Accordingly, the Court shall construe the term "an organic dispersing agent" to mean "any agent that assists or promotes the dispersion of solid particles in oil."

5. "substantially transparent to visible light"

This term appears in claim 1 of the '529 and '660 patents. According to the Chart that was submitted with the claim construction briefing, this claim term is undisputed. However, at the Markman hearing the parties indicated that, in fact, the construction of this phrase is disputed. The parties dispute the construction of the term for essentially the same reason in each patent. Plaintiff's proffered construction is as follows: "light in the visible range of the spectrum can transmit through the dispersion when applied in use." Chart at 5, 21. Kobo's proposed construction is fairly similar: "light in the visible range of the spectrum substantially passes through a sample of the dispersion." Chart at 5.*fn7 The difference between the two constructions boils down to whether the dispersion must be substantially transparent when the product is in use (e.g., when applied to the skin as a sunscreen) or substantially transparent when it is, for example, in a jar.

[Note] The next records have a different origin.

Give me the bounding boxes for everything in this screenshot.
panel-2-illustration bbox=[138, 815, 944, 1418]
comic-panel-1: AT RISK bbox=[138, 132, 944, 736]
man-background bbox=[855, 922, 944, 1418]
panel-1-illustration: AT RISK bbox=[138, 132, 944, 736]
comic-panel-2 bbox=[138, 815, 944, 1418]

The Court finds that, when read in light of the specification, the phrase "substantially transparent to visible light" should be construed consistent with Plaintiff's proffered construction. The specification notes that the "products of the present invention have the ability to transmit visible light but are partially or completely impermeable to UV light." '660 patent, col. 2, lines 46-48. The specification goes on to explain that "[t]his means that the products can find use in a variety of applications wherein it is important to maintain transparency to visible light while substantially preventing transmission of UV light to a surface." Id., col. 2, lines 48-52. Examples given include "[c]osmetics, sun-creams, plastic films and wood coating and other coating compositions." Id., col. 2, lines 52-54. It is clear that the transparency during use, not necessarily transparency in the jar, is a significant feature the invention.

Indeed, Defendant's own briefing supports the Court's conclusion. In the section of its opening claim construction brief that is titled "Background of the Technology," Kobo notes that modern sunscreen dispersions have the characteristic of being "transparent to visible light, and thus invisible on the skin." Def. Brf. at 4. Kobo goes on to explain that "[t]ransparent to visible light means that when the sunscreen is applied to the skin, it appears clear and thus does not whiten the skin." Id. at 5 (emphasis added). In describing the development of smaller and more transparent grades of titanium dioxide and zinc oxide used in sunscreens, Kobo notes that "these smaller sunscreen pigments are transparent to visible light, which means that when they are applied to the skin, they appear to be transparent to the human eye and thus do not alter the appearance of the skin." Id. (emphasis added).

Consequently, the Court shall construe the phrase "substantially transparent to visible light" in both patents to mean "light in the visible range of the spectrum can transmit through the dispersion when applied in use."

III. Conclusion

For the reasons set forth above, the terms at issue will be construed as indicated. An appropriate Order shall accompany this Opinion.